The proposed development plan: Phase 1b (dose-finding, PK/PD, CSF sampling) in BCBM patients on background abemaciclib → Phase 2 (randomised, open-label) vs. abemaciclib monotherapy in HR+/HER2− BCBM → sBLA submission for the combination in BCBM. Target IND submission within 18 months of formulation lock. Total development investment estimated $80–120M to Phase 2 proof of concept.
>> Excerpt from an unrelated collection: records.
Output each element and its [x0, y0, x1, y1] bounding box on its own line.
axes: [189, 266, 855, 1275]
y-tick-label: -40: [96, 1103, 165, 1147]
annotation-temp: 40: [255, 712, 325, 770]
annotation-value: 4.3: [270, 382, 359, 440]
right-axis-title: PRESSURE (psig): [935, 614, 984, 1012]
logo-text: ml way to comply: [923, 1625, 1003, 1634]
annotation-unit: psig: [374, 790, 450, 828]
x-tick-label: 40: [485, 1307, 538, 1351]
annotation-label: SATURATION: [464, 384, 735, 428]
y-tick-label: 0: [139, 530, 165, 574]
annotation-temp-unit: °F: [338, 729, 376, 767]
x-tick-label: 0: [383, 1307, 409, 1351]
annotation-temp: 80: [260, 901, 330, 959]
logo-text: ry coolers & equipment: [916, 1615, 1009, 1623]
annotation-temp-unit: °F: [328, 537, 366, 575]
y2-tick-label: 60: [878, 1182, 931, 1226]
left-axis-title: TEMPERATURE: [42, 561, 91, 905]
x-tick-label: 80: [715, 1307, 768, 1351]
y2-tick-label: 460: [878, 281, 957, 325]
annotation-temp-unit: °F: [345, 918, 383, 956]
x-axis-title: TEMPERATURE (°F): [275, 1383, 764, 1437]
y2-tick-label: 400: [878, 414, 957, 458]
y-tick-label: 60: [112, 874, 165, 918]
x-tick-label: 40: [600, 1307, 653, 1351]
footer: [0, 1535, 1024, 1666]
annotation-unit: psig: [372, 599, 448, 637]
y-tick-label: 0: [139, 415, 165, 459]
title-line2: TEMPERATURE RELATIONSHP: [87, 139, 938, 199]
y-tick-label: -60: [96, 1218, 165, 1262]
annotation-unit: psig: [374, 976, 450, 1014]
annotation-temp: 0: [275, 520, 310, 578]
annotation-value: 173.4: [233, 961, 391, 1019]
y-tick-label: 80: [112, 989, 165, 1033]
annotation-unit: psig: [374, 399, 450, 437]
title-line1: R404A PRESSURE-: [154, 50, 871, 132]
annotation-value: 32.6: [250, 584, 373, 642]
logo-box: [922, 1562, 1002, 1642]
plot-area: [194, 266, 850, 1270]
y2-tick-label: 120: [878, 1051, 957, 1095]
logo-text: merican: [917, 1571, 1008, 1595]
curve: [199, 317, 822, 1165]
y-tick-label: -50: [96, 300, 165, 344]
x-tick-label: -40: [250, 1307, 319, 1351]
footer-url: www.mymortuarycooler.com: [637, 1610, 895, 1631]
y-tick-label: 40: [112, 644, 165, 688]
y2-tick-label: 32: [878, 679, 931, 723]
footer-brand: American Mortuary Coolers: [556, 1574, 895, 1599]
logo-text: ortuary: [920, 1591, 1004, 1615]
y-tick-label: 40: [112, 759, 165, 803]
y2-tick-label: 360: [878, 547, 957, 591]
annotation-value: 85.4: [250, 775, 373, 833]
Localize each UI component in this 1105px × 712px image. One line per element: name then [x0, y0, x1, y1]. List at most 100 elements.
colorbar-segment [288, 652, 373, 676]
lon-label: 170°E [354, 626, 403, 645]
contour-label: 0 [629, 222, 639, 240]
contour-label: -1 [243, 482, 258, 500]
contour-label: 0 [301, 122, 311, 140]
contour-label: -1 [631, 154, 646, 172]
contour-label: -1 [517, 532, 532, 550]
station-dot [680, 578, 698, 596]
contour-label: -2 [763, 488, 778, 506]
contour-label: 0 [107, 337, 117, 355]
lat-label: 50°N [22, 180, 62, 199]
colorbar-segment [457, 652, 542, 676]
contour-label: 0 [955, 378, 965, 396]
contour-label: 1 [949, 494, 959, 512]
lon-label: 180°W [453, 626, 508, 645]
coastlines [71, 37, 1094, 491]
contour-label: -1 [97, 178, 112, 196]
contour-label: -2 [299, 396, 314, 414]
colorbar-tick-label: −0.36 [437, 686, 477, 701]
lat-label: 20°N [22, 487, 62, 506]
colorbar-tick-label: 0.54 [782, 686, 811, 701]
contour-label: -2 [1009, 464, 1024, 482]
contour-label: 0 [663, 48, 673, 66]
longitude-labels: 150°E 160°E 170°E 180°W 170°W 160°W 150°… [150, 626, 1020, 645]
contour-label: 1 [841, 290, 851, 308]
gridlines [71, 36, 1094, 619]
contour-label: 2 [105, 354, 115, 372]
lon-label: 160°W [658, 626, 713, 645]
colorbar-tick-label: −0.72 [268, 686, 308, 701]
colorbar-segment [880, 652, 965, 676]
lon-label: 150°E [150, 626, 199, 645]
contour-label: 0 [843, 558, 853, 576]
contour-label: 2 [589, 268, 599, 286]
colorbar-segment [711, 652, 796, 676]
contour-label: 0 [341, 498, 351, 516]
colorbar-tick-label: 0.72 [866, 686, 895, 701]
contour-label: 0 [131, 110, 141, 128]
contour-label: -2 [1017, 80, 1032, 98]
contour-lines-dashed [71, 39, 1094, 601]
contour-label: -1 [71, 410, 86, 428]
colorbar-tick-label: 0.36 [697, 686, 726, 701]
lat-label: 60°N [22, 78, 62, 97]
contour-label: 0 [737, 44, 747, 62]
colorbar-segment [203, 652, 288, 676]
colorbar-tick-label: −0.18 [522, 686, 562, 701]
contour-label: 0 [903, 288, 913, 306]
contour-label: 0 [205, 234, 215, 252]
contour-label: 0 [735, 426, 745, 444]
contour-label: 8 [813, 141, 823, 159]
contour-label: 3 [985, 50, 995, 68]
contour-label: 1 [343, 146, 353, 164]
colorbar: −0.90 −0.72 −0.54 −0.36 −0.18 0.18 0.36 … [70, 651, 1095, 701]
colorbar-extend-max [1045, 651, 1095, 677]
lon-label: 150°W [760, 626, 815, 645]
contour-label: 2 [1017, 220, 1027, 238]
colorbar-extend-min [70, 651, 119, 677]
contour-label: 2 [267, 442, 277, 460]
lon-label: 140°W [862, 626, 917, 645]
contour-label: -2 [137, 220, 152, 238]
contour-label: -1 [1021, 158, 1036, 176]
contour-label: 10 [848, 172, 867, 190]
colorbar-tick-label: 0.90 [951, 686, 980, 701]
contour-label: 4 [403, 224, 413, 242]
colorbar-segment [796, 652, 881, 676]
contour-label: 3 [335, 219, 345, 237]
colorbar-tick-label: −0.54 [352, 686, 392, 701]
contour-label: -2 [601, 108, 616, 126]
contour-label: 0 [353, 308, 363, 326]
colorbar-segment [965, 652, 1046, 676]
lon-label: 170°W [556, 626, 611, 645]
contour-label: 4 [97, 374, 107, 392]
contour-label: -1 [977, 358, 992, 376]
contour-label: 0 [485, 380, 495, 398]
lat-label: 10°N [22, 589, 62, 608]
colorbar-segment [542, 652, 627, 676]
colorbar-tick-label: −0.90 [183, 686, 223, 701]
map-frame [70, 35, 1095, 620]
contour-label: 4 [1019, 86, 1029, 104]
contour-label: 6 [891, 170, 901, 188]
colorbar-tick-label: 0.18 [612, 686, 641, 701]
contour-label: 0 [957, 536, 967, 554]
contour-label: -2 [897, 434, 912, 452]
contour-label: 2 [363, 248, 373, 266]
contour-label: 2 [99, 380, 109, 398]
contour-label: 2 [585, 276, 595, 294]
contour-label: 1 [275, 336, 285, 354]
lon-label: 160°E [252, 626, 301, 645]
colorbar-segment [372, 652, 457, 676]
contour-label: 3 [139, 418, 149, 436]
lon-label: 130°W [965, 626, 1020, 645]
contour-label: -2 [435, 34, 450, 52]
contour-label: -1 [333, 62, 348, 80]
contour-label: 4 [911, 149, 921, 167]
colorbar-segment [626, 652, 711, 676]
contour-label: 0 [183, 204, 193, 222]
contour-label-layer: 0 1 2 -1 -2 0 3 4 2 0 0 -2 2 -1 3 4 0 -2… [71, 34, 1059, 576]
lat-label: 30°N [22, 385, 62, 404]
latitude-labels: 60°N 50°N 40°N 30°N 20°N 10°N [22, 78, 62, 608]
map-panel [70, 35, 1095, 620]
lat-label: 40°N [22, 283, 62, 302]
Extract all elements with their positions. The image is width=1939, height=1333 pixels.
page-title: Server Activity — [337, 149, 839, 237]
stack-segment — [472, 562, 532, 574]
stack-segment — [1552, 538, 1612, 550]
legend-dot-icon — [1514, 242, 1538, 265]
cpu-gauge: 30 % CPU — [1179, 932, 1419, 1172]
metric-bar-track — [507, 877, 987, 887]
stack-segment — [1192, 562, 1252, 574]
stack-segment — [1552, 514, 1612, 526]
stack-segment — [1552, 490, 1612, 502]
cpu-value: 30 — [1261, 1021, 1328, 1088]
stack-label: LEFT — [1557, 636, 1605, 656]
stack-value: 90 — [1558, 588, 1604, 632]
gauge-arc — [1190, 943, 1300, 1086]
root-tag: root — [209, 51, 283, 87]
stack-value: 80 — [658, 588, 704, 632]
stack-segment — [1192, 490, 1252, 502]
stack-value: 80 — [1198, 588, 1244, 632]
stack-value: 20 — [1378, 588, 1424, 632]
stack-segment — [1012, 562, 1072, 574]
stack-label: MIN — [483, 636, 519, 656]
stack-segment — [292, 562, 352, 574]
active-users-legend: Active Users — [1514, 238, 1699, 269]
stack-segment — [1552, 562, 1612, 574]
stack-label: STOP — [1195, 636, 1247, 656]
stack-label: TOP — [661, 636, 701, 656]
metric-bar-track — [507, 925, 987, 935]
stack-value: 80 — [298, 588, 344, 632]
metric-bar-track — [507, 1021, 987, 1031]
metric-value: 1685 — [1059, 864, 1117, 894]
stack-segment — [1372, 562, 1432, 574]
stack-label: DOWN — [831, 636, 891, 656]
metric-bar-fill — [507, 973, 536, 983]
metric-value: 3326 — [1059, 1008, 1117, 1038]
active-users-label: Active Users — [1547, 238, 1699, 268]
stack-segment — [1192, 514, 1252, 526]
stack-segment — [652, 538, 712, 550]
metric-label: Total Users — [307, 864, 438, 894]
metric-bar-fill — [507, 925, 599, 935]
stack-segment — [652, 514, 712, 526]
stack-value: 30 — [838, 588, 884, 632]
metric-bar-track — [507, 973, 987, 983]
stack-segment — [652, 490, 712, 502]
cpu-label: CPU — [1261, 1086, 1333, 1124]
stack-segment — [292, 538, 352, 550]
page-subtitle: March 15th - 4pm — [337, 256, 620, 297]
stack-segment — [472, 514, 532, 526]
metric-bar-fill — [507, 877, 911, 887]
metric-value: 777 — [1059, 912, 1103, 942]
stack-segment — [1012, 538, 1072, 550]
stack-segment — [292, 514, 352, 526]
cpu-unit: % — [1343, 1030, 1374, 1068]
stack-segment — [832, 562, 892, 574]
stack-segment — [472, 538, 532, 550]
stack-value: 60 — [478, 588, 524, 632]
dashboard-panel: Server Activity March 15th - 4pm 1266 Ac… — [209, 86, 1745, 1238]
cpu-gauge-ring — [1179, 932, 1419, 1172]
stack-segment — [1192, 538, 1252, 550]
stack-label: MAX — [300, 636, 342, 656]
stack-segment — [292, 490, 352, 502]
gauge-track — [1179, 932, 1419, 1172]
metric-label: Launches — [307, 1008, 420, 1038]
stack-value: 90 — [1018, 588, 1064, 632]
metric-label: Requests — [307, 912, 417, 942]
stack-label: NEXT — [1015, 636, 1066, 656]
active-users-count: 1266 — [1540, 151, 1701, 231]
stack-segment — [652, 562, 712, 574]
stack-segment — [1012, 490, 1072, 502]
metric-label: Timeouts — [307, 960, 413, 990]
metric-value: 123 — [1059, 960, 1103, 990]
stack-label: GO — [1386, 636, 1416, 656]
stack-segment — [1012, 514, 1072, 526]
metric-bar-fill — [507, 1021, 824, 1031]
Risk & Opportunity Assessment — Lead Programme
Key Opportunities
- First approved therapy specifically for BCBM from this drug class
- Clean mechanistic rationale — not a shot in the dark
- Elacridar safety profile already characterised in Phase I
- Bioavailable formulation is the novel IP — low risk of Lilly competition
- Natural Lilly licensing/partnership target at Phase 2 proof of concept
- Extends Verzenio exclusivity beyond LOE cliff
- Dual safety + efficacy narrative for payers
- CSF PK endpoint offers clear early PD readout before Phase 3
Key Risks & Mitigations
- CYP3A4 DDI risk: Abemaciclib is CYP3A4-metabolised; elacridar is not a CYP3A4 inhibitor, limiting systemic DDI. Monitor carefully but risk is manageable.
- Elacridar CNS distribution: Elacridar itself is a P-gp substrate — requires adequate formulation dose to achieve sustained BBB inhibition. Our bioavailable formulation addresses this directly.
- Lilly could develop own P-gp inhibitor: Risk partially mitigated by our IP on the bioavailable formulation and combination method-of-use patents.
- Small BCBM patient numbers for pivotal trial: Enriched population design and adaptive trial methodology can address statistical power concerns.
- Payer reimbursement for combo: Dual-agent combination pricing requires robust health-economic modelling showing survival benefit in BCBM sub-population.
Compounds Deprioritised — Rationale
Several Lilly products were assessed and deprioritised: Kisunla (donanemab) and Cyramza (ramucirumab) are biologics, making P-gp/BCRP-based combination strategies mechanistically irrelevant. Jaypirca (pirtobrutinib) is itself a P-gp/BCRP inhibitor rather than substrate, providing no PK benefit from elacridar co-administration; and CNS lymphoma in CLL/MCL is a rare event managed differently than solid tumour brain metastases. Mounjaro/Zepbound (tirzepatide) and metabolic/immunology drugs (Taltz, Omvoh, Ebglyss) are injectable biologics or drugs operating outside tissues where P-gp/BCRP efflux is clinically rate-limiting. Trulicity (dulaglutide) is a GLP-1 agonist/biologic — not applicable. None of these represent viable or rational elacridar combination targets.